Dispersione scolastica che spesso fa rima con povertà educativa, come richiama l’indagine del Garante dell’Infanzia e dell’Adolescenza. I soggetti più a rischio di abbandonare gli studi provengono da contesti familiari, culturali e sociali più fragili, Mentre fra gli alunni stranieri il tasso di abbandono è tre volte quello degli italiani. Una situazione che stressa tutte le comunità, non solo scolastiche, perché favorisce i fenomeni di emarginazione e disuguaglianza. Secondo l’Autorità Garante, un ruolo chiave nel rilancio dell’istituzione scolastica deve essere assegnato ai genitori, che devono recuperare centralità nel percorso d’istruzione dei propri figli. Fondamentali anche il prolungamento dell’orario e l’ampliamento dell’offerta formativa.
Papà e mamme vanno messi nella condizione di partecipare all’esperienza scolastica dei figli, soprattutto nella fase 0-6 anni.

Una scuola che abbracci le famiglie, rispondendo ai nuovi bisogni dettati dall’epoca attuale.
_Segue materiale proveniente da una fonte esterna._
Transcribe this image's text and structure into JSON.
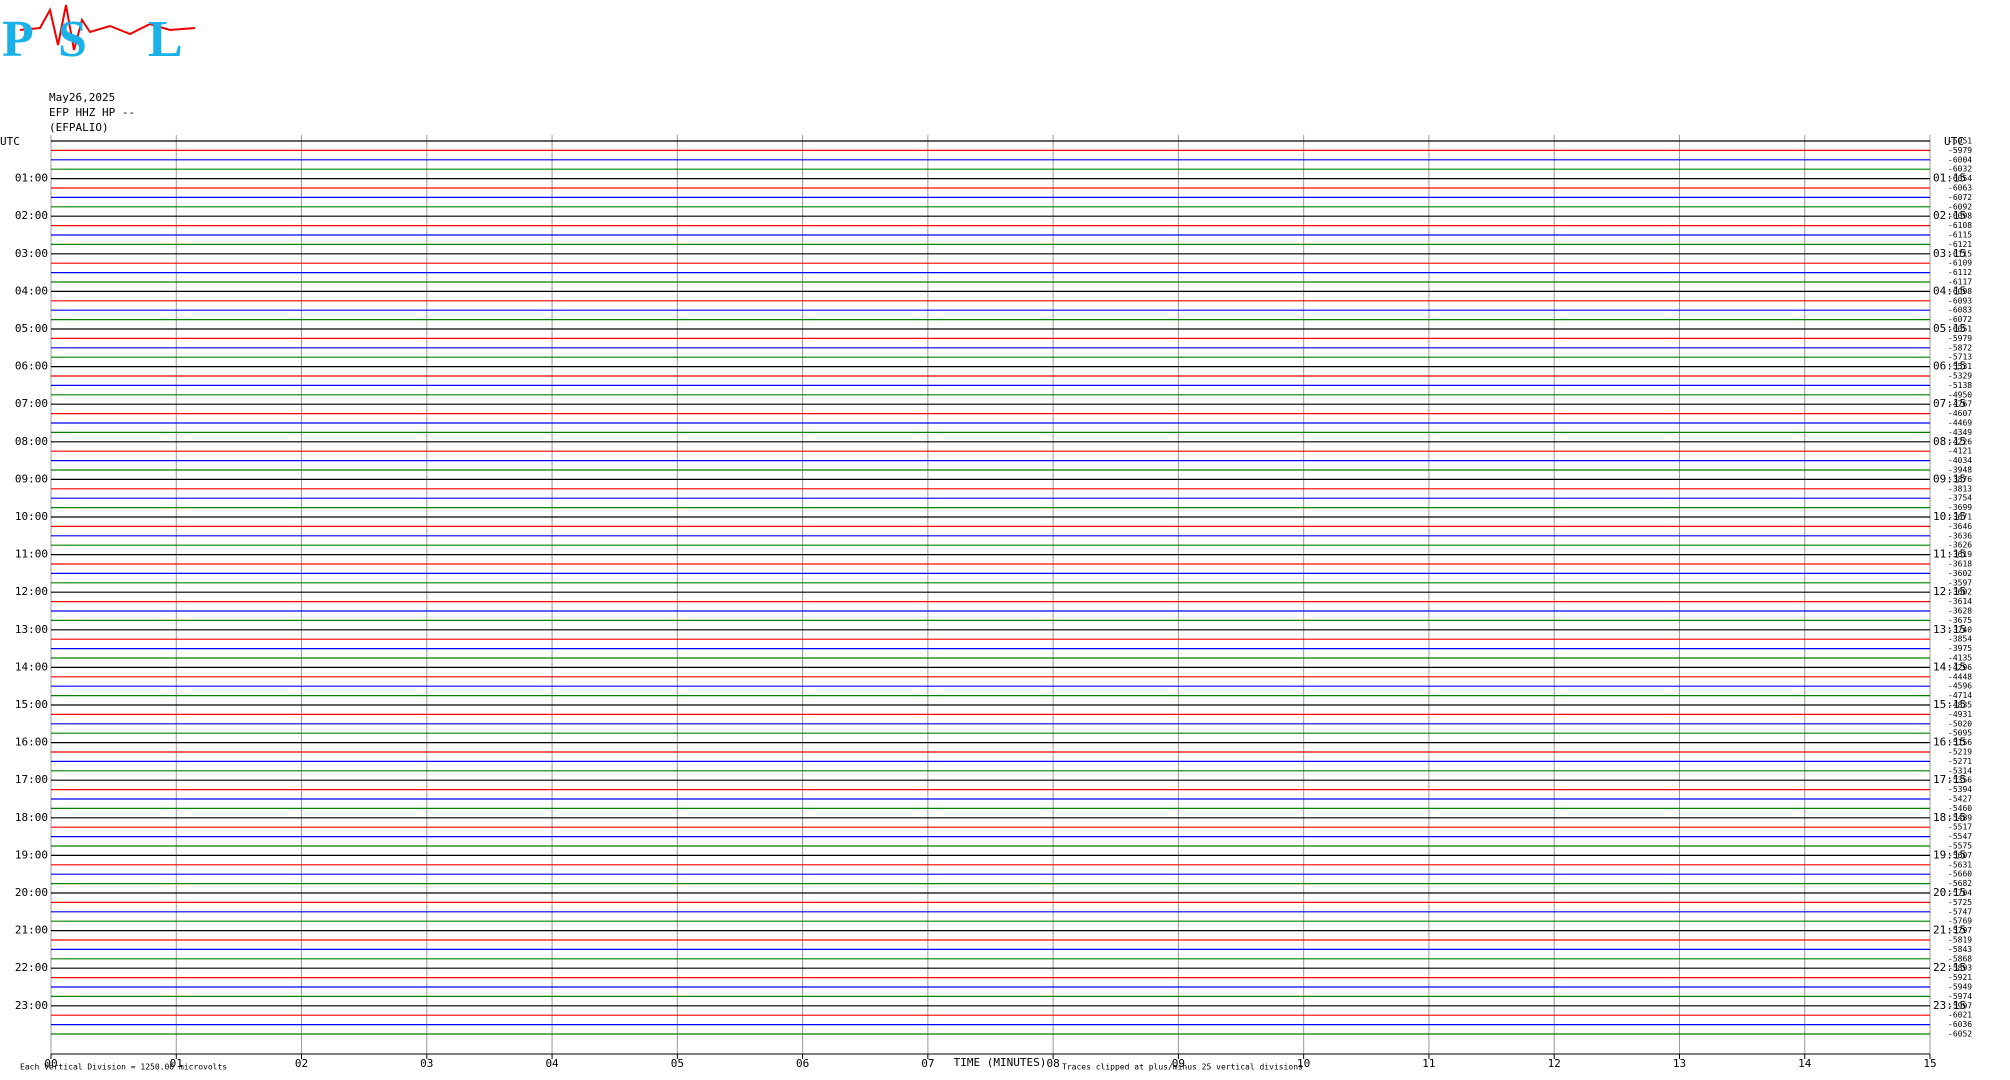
{
  "logo": {
    "letters": [
      "P",
      "S",
      "L"
    ]
  },
  "header": {
    "date": "May26,2025",
    "station": "EFP HHZ HP --",
    "site": "(EFPALIO)"
  },
  "left_axis": {
    "title": "UTC",
    "labels": [
      "01:00",
      "02:00",
      "03:00",
      "04:00",
      "05:00",
      "06:00",
      "07:00",
      "08:00",
      "09:00",
      "10:00",
      "11:00",
      "12:00",
      "13:00",
      "14:00",
      "15:00",
      "16:00",
      "17:00",
      "18:00",
      "19:00",
      "20:00",
      "21:00",
      "22:00",
      "23:00"
    ]
  },
  "right_axis": {
    "title": "UTC",
    "labels": [
      "01:15",
      "02:15",
      "03:15",
      "04:15",
      "05:15",
      "06:15",
      "07:15",
      "08:15",
      "09:15",
      "10:15",
      "11:15",
      "12:15",
      "13:15",
      "14:15",
      "15:15",
      "16:15",
      "17:15",
      "18:15",
      "19:15",
      "20:15",
      "21:15",
      "22:15",
      "23:15"
    ]
  },
  "trace_offsets": [
    -5951,
    -5979,
    -6004,
    -6032,
    -6054,
    -6063,
    -6072,
    -6092,
    -6098,
    -6108,
    -6115,
    -6121,
    -6115,
    -6109,
    -6112,
    -6117,
    -6098,
    -6093,
    -6083,
    -6072,
    -6051,
    -5979,
    -5872,
    -5713,
    -5531,
    -5329,
    -5138,
    -4950,
    -4767,
    -4607,
    -4469,
    -4349,
    -4226,
    -4121,
    -4034,
    -3948,
    -3876,
    -3813,
    -3754,
    -3699,
    -3671,
    -3646,
    -3636,
    -3626,
    -3619,
    -3618,
    -3602,
    -3597,
    -3602,
    -3614,
    -3628,
    -3675,
    -3740,
    -3854,
    -3975,
    -4135,
    -4296,
    -4448,
    -4596,
    -4714,
    -4835,
    -4931,
    -5020,
    -5095,
    -5156,
    -5219,
    -5271,
    -5314,
    -5356,
    -5394,
    -5427,
    -5460,
    -5489,
    -5517,
    -5547,
    -5575,
    -5607,
    -5631,
    -5660,
    -5682,
    -5704,
    -5725,
    -5747,
    -5769,
    -5797,
    -5819,
    -5843,
    -5868,
    -5893,
    -5921,
    -5949,
    -5974,
    -5997,
    -6021,
    -6036,
    -6052
  ],
  "trace_colors": [
    "#000000",
    "#ff0000",
    "#0000ff",
    "#008000"
  ],
  "time_axis": {
    "title": "TIME (MINUTES)",
    "ticks": [
      "00",
      "01",
      "02",
      "03",
      "04",
      "05",
      "06",
      "07",
      "08",
      "09",
      "10",
      "11",
      "12",
      "13",
      "14",
      "15"
    ]
  },
  "footer": {
    "scale": "Each Vertical Division = 1250.00 microvolts",
    "clip": "Traces clipped at plus/minus 25 vertical divisions"
  }
}
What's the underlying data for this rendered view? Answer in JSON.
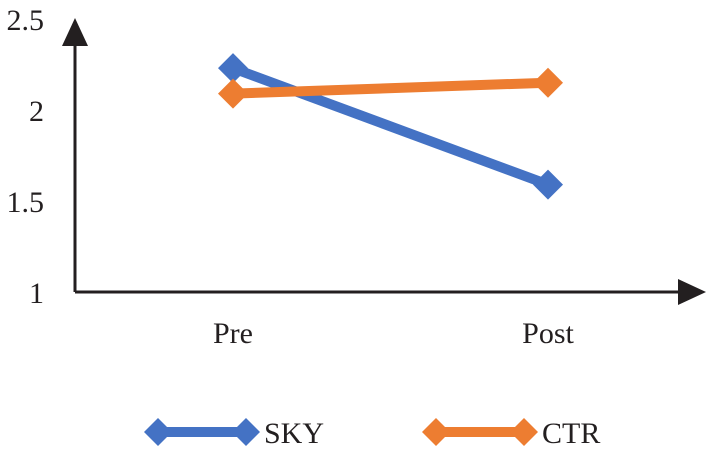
{
  "chart_data": {
    "type": "line",
    "categories": [
      "Pre",
      "Post"
    ],
    "series": [
      {
        "name": "SKY",
        "values": [
          2.23,
          1.59
        ],
        "color": "#4472c4"
      },
      {
        "name": "CTR",
        "values": [
          2.09,
          2.15
        ],
        "color": "#ed7d31"
      }
    ],
    "ylim": [
      1,
      2.5
    ],
    "yticks": [
      "1",
      "1.5",
      "2",
      "2.5"
    ],
    "marker": "diamond",
    "legend_position": "bottom",
    "grid": false,
    "axis_color": "#231f20"
  }
}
Un’attualità che sembra sparita dal vocabolario della scuola, ancorata ai programmi e alle materie del secolo scorso e sempre più distante dal mondo reale, quello vissuto e alimentato ogni giorno dalle nuove generazioni. Una moltitudine di studenti che vive la scuola dell’obbligo come un passaggio necessario, ma non strategico per il loro futuro.

Eppure basterebbe così poco per fare pace con l’attuale didattica, basterebbe riparare alla più grande lacuna del sistema istruzione: gli studenti. Cittadinanza digitale, orientamento, educazione sentimentale, laboratori professionali, esperienze di volontariato, sono solo alcune delle “materie” che una scuola rivolta al futuro, moderna e innovativa dovrebbe abbracciare.